Definitivamente hay situaciones en las que no deberías usar metronidazol para perros. Saltártelo si tu perro tiene problemas hepáticos, está embarazada o en lactancia, o es alérgico al medicamento. También ten cuidado si tu perro está tomando ciertos medicamentos como tacrolimus o ciclosporina, que son bastante comunes en medicina veterinaria. Y no lo combines con cimetidina. Siempre informa a tu veterinario sobre todos los medicamentos y suplementos que esté tomando tu perro.

La dosis correcta realmente depende del peso y la historia médica de tu perro. Para Giardia específicamente, normalmente son 25 mg/kg cada 12 horas durante cinco días, pero tu veterinario determinará qué es realmente seguro y efectivo para la situación de tu perro. Aquí hay algo importante que debes saber: los perros pueden sobredosificarse con metronidazol. La diferencia entre una dosis terapéutica y una dosis tóxica es relativamente pequeña, por lo que el riesgo de sobredosis es real. Generalmente, el medicamento se administra cada 8 a 12 horas durante varios días o semanas, dependiendo de lo que se esté tratando. No está pensado para ser un medicamento de mantenimiento diario porque puede alterar la microbiota intestinal de tu perro.

A veces ocurren efectos secundarios. La mayoría de los perros mejoran con el uso de metronidazol y se sienten mejor en general, pero algunos experimentan malestar gastrointestinal, pérdida de apetito, letargo, náuseas, vómitos o diarrea. En dosis más altas, el metronidazol puede atravesar la barrera hematoencefálica y causar síntomas neurológicos como tropezones, debilidad o temblores. La buena noticia es que estos generalmente desaparecen una vez que dejas el medicamento. Si notas algún efecto secundario, especialmente neurológico, contacta a tu veterinario antes de administrar más dosis—puede que cambien a tu perro a otra medicación.

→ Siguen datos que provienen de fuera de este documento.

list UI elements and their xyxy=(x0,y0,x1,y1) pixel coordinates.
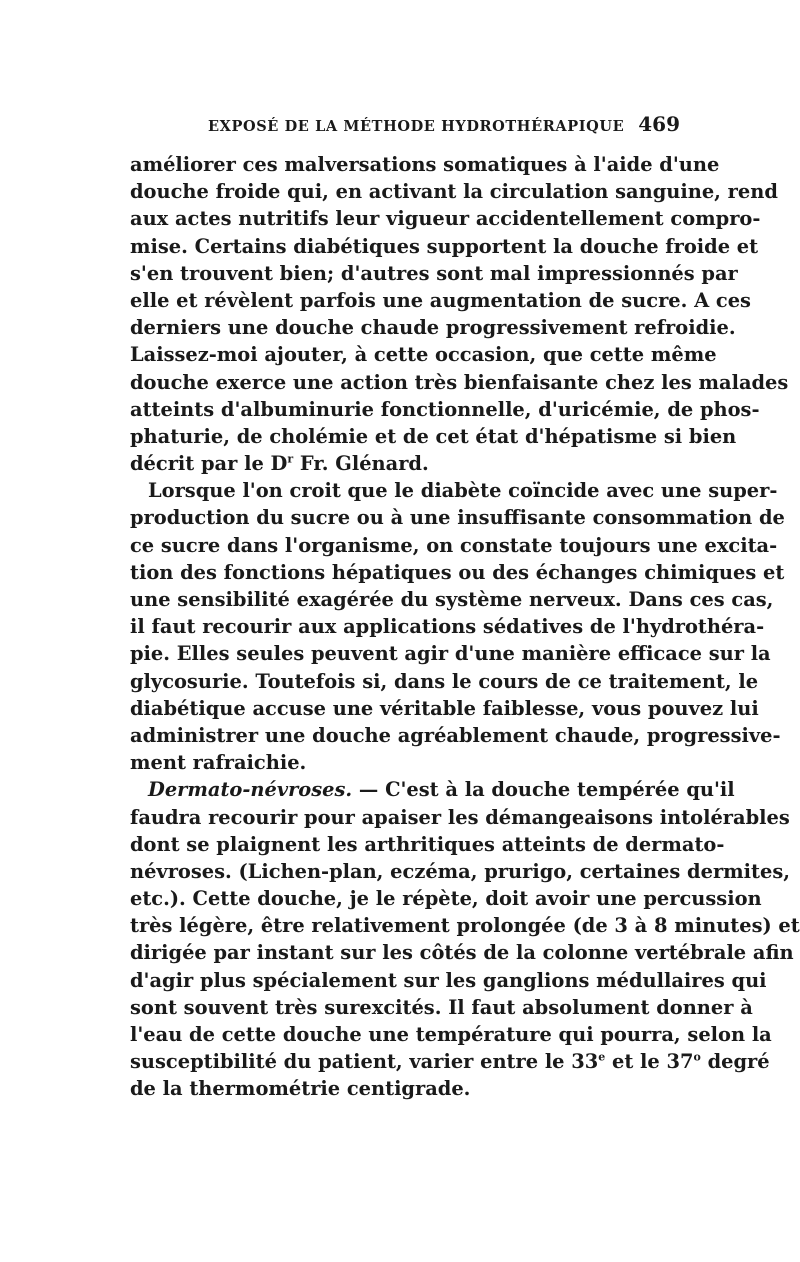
superscript: o xyxy=(693,1050,701,1064)
text-line: dirigée par instant sur les côtés de la colonne vertébrale afin xyxy=(130,941,794,965)
text-line: ce sucre dans l'organisme, on constate toujours une excita- xyxy=(130,533,778,557)
text-line: très légère, être relativement prolongée (de 3 à 8 minutes) et xyxy=(130,914,800,938)
text-line: tion des fonctions hépatiques ou des échanges chimiques et xyxy=(130,560,785,584)
text-line: glycosurie. Toutefois si, dans le cours de ce traitement, le xyxy=(130,669,759,693)
text-line: douche exerce une action très bienfaisante chez les malades xyxy=(130,370,789,394)
text-line: atteints d'albuminurie fonctionnelle, d'uricémie, de phos- xyxy=(130,397,760,421)
superscript: e xyxy=(598,1050,606,1064)
text-line: ment rafraichie. xyxy=(130,751,307,775)
text-line: d'agir plus spécialement sur les ganglions médullaires qui xyxy=(130,968,767,992)
text-run: — C'est à la douche tempérée qu'il xyxy=(352,778,735,802)
section-heading: Dermato-névroses. xyxy=(148,778,353,802)
text-line: administrer une douche agréablement chaude, progressive- xyxy=(130,723,781,747)
text-line: Lorsque l'on croit que le diabète coïncide avec une super- xyxy=(148,479,778,503)
text-run: décrit par le D xyxy=(130,452,288,476)
text-line: derniers une douche chaude progressivement refroidie. xyxy=(130,316,736,340)
text-line: aux actes nutritifs leur vigueur accidentellement compro- xyxy=(130,207,761,231)
paragraph xyxy=(130,477,785,776)
text-line xyxy=(130,1048,770,1075)
page-header xyxy=(130,112,680,144)
text-run: et le 37 xyxy=(605,1050,694,1074)
text-line: améliorer ces malversations somatiques à l'aide d'une xyxy=(130,153,720,176)
superscript: r xyxy=(287,452,294,466)
text-run: Fr. Glénard. xyxy=(293,452,429,476)
text-line: de la thermométrie centigrade. xyxy=(130,1077,471,1101)
paragraph xyxy=(130,776,800,1102)
text-line: production du sucre ou à une insuffisante consommation de xyxy=(130,506,785,530)
text-line: Laissez-moi ajouter, à cette occasion, que cette même xyxy=(130,343,717,367)
text-line: une sensibilité exagérée du système nerveux. Dans ces cas, xyxy=(130,588,774,611)
page-number: 469 xyxy=(638,112,680,136)
running-head: EXPOSÉ DE LA MÉTHODE HYDROTHÉRAPIQUE xyxy=(208,118,625,135)
text-line: s'en trouvent bien; d'autres sont mal impressionnés par xyxy=(130,261,738,285)
text-line xyxy=(130,776,735,803)
text-line: dont se plaignent les arthritiques atteints de dermato- xyxy=(130,832,725,856)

El metronidazol suele comenzar a hacer efecto en unos pocos días, aunque infecciones graves pueden tardar entre 48 y 72 horas en mostrar mejoría. Incluso si tu perro parece estar bien después de unos días, debes completar todo el ciclo porque las bacterias pueden persistir y causar una recaída. En un perro sano, el metronidazol permanece en su sistema aproximadamente 24 a 36 horas. En resumen: bajo el cuidado de tu veterinario, el metronidazol para perros es una opción segura y efectiva para tratar infecciones bacterianas. Como solo se receta con prescripción, asegúrate de trabajar con tu veterinario, quien conoce el historial médico completo de tu perro y puede decidir si es la opción adecuada.